Maltar came to the U.S. 13 years ago and started out working for Lincoln Electric in the Cleveland area, he said. ”It was my dream to come here and I had to sacrifice [for years] to come here” to America, Maltar said.
Eventually, with experience in fields he lists as operations analysis, quality control, marketing analysis and new-product development for electronics and machinery manufacturers (“I like numbers”), Maltar took the next step and became an inventor and entrepreneur, putting his expertise to good use on Irogami.

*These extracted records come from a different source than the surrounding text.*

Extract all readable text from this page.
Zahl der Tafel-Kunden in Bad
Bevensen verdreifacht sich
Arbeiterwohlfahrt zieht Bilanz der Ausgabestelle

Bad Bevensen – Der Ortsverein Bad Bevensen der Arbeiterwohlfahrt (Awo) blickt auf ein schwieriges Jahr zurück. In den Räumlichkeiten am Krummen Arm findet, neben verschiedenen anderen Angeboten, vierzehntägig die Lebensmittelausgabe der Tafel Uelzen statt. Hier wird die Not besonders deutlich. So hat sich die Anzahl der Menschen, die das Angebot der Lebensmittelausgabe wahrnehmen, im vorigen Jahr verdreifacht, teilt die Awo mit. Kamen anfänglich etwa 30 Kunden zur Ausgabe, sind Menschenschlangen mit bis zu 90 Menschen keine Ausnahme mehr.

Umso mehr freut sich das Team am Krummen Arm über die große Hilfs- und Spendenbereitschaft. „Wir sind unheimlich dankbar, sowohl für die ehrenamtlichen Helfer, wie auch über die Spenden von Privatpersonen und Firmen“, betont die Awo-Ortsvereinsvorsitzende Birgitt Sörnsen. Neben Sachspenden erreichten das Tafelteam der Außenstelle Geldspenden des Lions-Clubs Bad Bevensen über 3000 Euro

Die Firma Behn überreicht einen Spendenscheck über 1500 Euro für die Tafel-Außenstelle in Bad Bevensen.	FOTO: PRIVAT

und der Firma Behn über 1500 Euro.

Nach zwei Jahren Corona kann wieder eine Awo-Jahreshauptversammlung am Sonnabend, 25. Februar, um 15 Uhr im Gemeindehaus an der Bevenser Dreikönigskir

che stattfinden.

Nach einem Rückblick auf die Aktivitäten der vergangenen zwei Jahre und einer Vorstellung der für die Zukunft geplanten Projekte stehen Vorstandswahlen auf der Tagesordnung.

He hopes to find public and private partners to help him develop the technology for all of his Irogami applications, because he sees his invention having a positive social impact as well as an economic one: helping the environment as a green building material, providing an inexpensive and versatile art and design tool for students and professionals alike, and providing everyone – from children to prisoners -with an agreeable, therapeutic craft.
Said Maltar, “You get calm, you have busy fingers, you start to think in prudent way.”